Un bilan positif
Le passage de Roger Carette à la mairie de Ville de Saint-Georges se solde par un bilan positif. On peut différer d’opinion avec lui sur certains dossiers, déplorer son attitude à l’occasion, il n’en demeure pas moins que Roger Carette a été un bon maire pour Saint-Georges.
En politique, on doit avant tout rechercher de bons gestionnaires, des gens qui savent contrôler les finances de façon à s’assurer que les payeurs de taxes en ont pour leur argent. À l’aube de son départ, le Maire Carette laisse la ville dans une situation financière saine. Les niveaux de taxation et d’endettement sont raisonnables. On souhaiterait toujours payer moins et ne pas voir la dette augmenter, mais les contribuables Georgiens ne sont pas étouffés.
Au cours des années Carette, Ville de Saint-Georges a connu un développement important. Il serait exagéré de l’attribuer en totalité aux dirigeants municipaux, mais il serait tout aussi exagéré de prétendre qu’ils n’y sont pour rien.
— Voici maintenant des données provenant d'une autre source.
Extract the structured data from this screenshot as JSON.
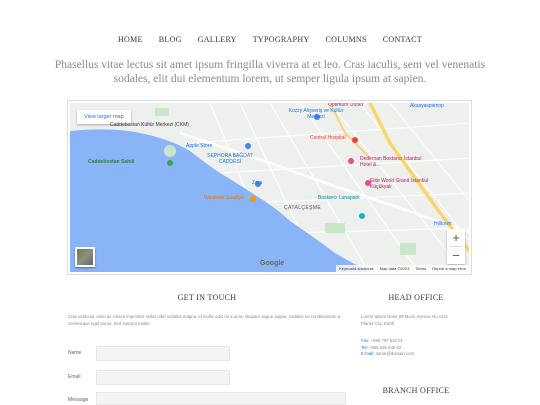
{
  "nav": {
    "items": [
      "HOME",
      "BLOG",
      "GALLERY",
      "TYPOGRAPHY",
      "COLUMNS",
      "CONTACT"
    ]
  },
  "tagline": "Phasellus vitae lectus sit amet ipsum fringilla viverra at et leo. Cras iaculis, sem vel venenatis sodales, elit dui elementum lorem, ut semper ligula ipsum at sapien.",
  "map": {
    "view_larger": "View larger map",
    "labels": {
      "caddebostan_kultur": "Caddebostan Kültür Merkezi (CKM)",
      "apple_store": "Apple Store",
      "caddebostan_sahili": "Caddebostan Sahili",
      "sephora": "SEPHORA BAĞDAT CADDESİ",
      "kozzy": "Kozzy Alışveriş ve Kültür Merkezi",
      "central_hospital": "Central Hospital",
      "dedeman": "Dedeman Bostancı İstanbul Hotel &...",
      "zara": "Zara",
      "westside": "Westside Suadiye",
      "lunapark": "Bostancı Lunapark",
      "catalcesme": "ÇATALÇEŞME",
      "elite": "Elite World Grand İstanbul Küçükyalı",
      "hilltown": "Hilltown",
      "optimum": "Optimum Outlet",
      "akasya": "Akasyaspienop"
    },
    "zoom_in": "+",
    "zoom_out": "−",
    "google": "Google",
    "attribution": [
      "Keyboard shortcuts",
      "Map data ©2023",
      "Terms",
      "Report a map error"
    ]
  },
  "get_in_touch": {
    "title": "GET IN TOUCH",
    "text": "Cras vehicula, enim ac rutrum imperdiet, tellus nibh sodales magna, id mollis odio mi a urna. Aliquam augue augue, sodales eu condimentum a, scelerisque eget purus. Sed suscipit mattis.",
    "fields": {
      "name": "Name",
      "email": "Email",
      "message": "Message"
    }
  },
  "head_office": {
    "title": "HEAD OFFICE",
    "address_line1": "Lorem Ipsum Dolor 89 Moon Avenue No 1121",
    "address_line2": "Planet City, Earth",
    "fax_label": "Fax:",
    "fax": "+555 797 534 01",
    "tel_label": "Tel:",
    "tel": "+555 636 646 62",
    "email_label": "E-mail:",
    "email": "name@domain.com"
  },
  "branch_office": {
    "title": "BRANCH OFFICE"
  },
  "colors": {
    "water": "#8ab4f8",
    "land": "#eef0ee",
    "park": "#c8e6c9",
    "highway": "#f9d66b",
    "link": "#1a73e8"
  }
}
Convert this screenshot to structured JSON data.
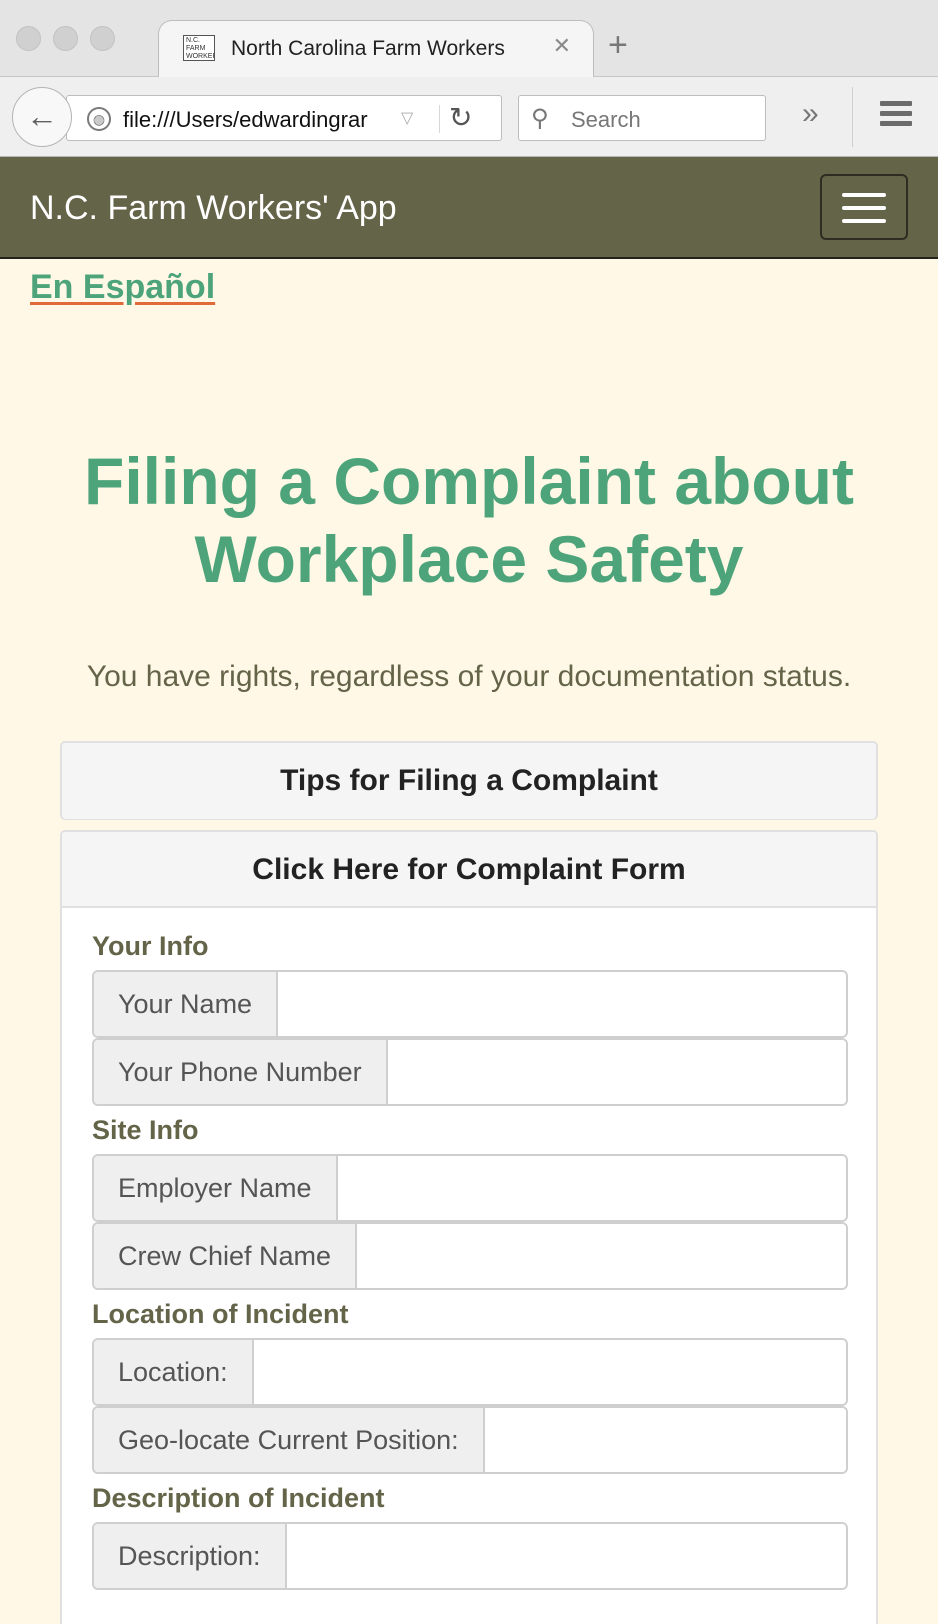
{
  "browser": {
    "tab_title": "North Carolina Farm Workers",
    "favicon_text": "N.C. FARM WORKERS",
    "url": "file:///Users/edwardingrar",
    "search_placeholder": "Search"
  },
  "app": {
    "brand": "N.C. Farm Workers' App",
    "language_link": "En Español"
  },
  "page": {
    "title": "Filing a Complaint about Workplace Safety",
    "subtitle": "You have rights, regardless of your documentation status."
  },
  "panels": {
    "tips": "Tips for Filing a Complaint",
    "form": "Click Here for Complaint Form"
  },
  "form": {
    "sections": [
      {
        "label": "Your Info",
        "fields": [
          "Your Name",
          "Your Phone Number"
        ]
      },
      {
        "label": "Site Info",
        "fields": [
          "Employer Name",
          "Crew Chief Name"
        ]
      },
      {
        "label": "Location of Incident",
        "fields": [
          "Location:",
          "Geo-locate Current Position:"
        ]
      },
      {
        "label": "Description of Incident",
        "fields": [
          "Description:"
        ]
      }
    ]
  },
  "colors": {
    "navbar": "#646449",
    "accent_green": "#4ea47a",
    "background": "#fff8e6"
  }
}
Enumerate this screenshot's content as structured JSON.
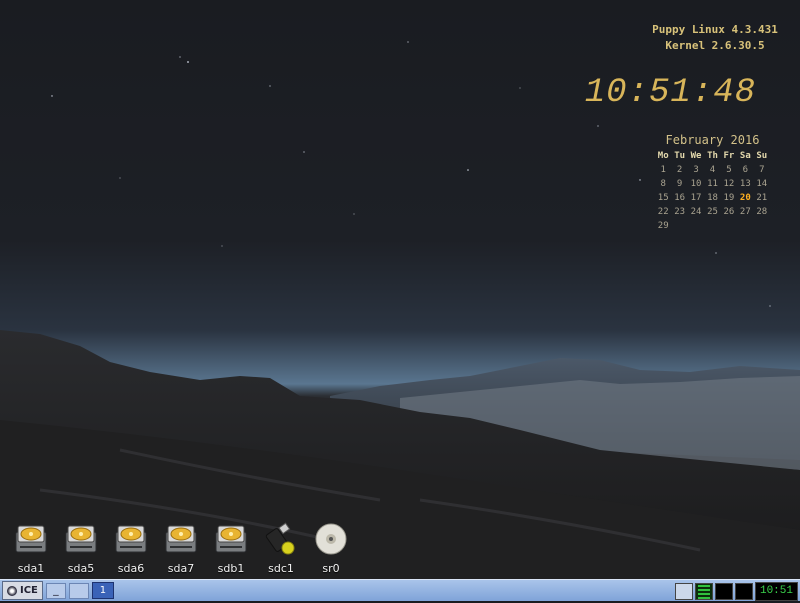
{
  "conky": {
    "os_line": "Puppy Linux 4.3.431",
    "kernel_line": "Kernel 2.6.30.5",
    "clock": "10:51:48"
  },
  "calendar": {
    "title": "February  2016",
    "weekdays": [
      "Mo",
      "Tu",
      "We",
      "Th",
      "Fr",
      "Sa",
      "Su"
    ],
    "days": [
      "1",
      "2",
      "3",
      "4",
      "5",
      "6",
      "7",
      "8",
      "9",
      "10",
      "11",
      "12",
      "13",
      "14",
      "15",
      "16",
      "17",
      "18",
      "19",
      "20",
      "21",
      "22",
      "23",
      "24",
      "25",
      "26",
      "27",
      "28",
      "29"
    ],
    "today": "20"
  },
  "drives": [
    {
      "label": "sda1",
      "icon": "hard-drive-icon"
    },
    {
      "label": "sda5",
      "icon": "hard-drive-icon"
    },
    {
      "label": "sda6",
      "icon": "hard-drive-icon"
    },
    {
      "label": "sda7",
      "icon": "hard-drive-icon"
    },
    {
      "label": "sdb1",
      "icon": "hard-drive-icon"
    },
    {
      "label": "sdc1",
      "icon": "usb-drive-icon"
    },
    {
      "label": "sr0",
      "icon": "optical-disc-icon"
    }
  ],
  "taskbar": {
    "start_label": "ICE",
    "minimize_label": "_",
    "workspace": "1",
    "tray_clock": "10:51"
  },
  "colors": {
    "taskbar": "#7fa3d8",
    "conky_text": "#d8c27a",
    "today": "#ffb020",
    "tray_clock": "#39d24b"
  }
}
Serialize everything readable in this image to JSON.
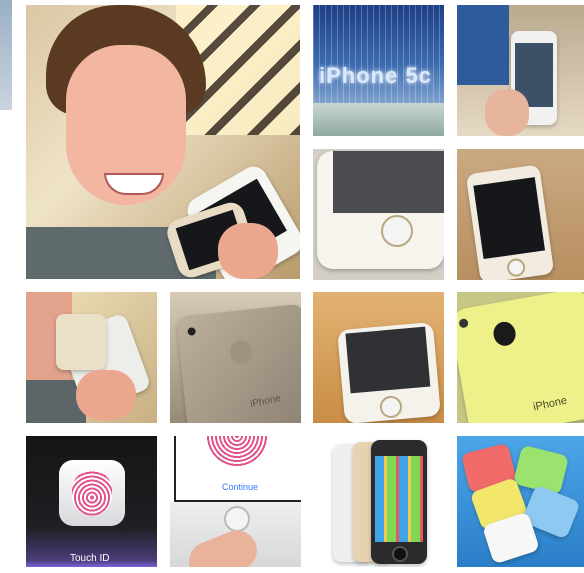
{
  "grid": {
    "thumbnails": [
      {
        "name": "boy-selfie-with-iphones"
      },
      {
        "name": "iphone5c-store-display"
      },
      {
        "name": "hand-holding-iphone-in-store"
      },
      {
        "name": "iphone-home-button-closeup"
      },
      {
        "name": "gold-iphone5s-front"
      },
      {
        "name": "boy-with-silver-iphones"
      },
      {
        "name": "iphone5s-back-closeup"
      },
      {
        "name": "iphone-on-wood-table"
      },
      {
        "name": "yellow-iphone5c-back"
      },
      {
        "name": "touch-id-logo-screen"
      },
      {
        "name": "fingerprint-continue-screen"
      },
      {
        "name": "three-iphone5s-colors"
      },
      {
        "name": "colorful-iphone5c-phones"
      }
    ]
  },
  "texts": {
    "store_display": "iPhone 5c",
    "back_label_5s": "iPhone",
    "back_label_5c": "iPhone",
    "touch_id_label": "Touch ID",
    "continue_label": "Continue"
  },
  "colors": {
    "accent_blue": "#3478f6",
    "gold": "#e6d2b0",
    "yellow_5c": "#eef18a",
    "touch_pink": "#e3528a"
  }
}
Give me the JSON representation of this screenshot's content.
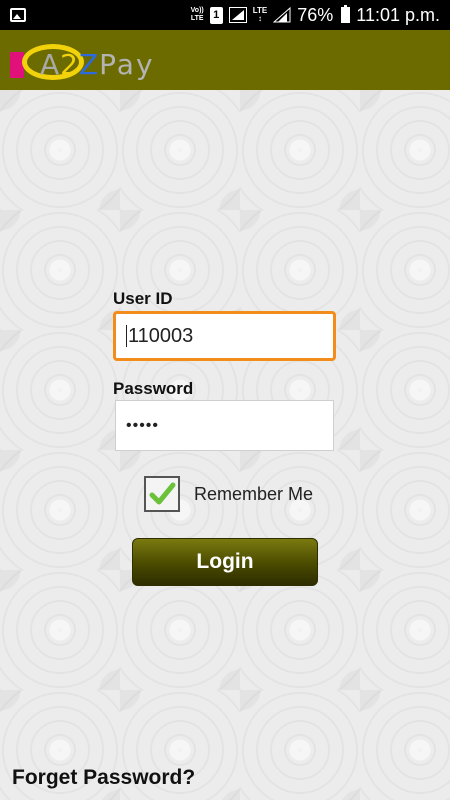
{
  "status_bar": {
    "volte_label": "Vo))\nLTE",
    "sim_number": "1",
    "lte_label": "LTE",
    "battery_percent": "76%",
    "time": "11:01 p.m."
  },
  "header": {
    "logo_text_a": "A",
    "logo_text_2": "2",
    "logo_text_z": "Z",
    "logo_text_pay": "Pay",
    "background_color": "#6b6b00"
  },
  "form": {
    "user_id_label": "User ID",
    "user_id_value": "110003",
    "password_label": "Password",
    "password_value": "•••••",
    "remember_label": "Remember Me",
    "remember_checked": true,
    "login_label": "Login",
    "focus_color": "#f28c1a"
  },
  "footer": {
    "forget_label": "Forget Password?"
  }
}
Mon intention n’est pas de tracer un bilan exhaustif des 15 dernières années. Dans une dizaine d’années d’ici, quel souvenir les citoyens de Saint-Georges auront-ils des années Carette? C’est là que se situera le véritable bilan. Quand on a le nez collé sur la vitrine, il est difficile d’avoir une vue d’ensemble nette.
Un manque d’ouverture
Durant ses quatre mandats, Roger Carette ne s’est pas fait que des amis et cela est bien normal. Cependant, son manque d’ouverture face aux idées venant des autres, sa propension à vouloir accaparer tous les projets et son manque de dialogue ont souvent laissé un goût amer dans la bouche de ceux et celles qui ont eu à travailler avec lui.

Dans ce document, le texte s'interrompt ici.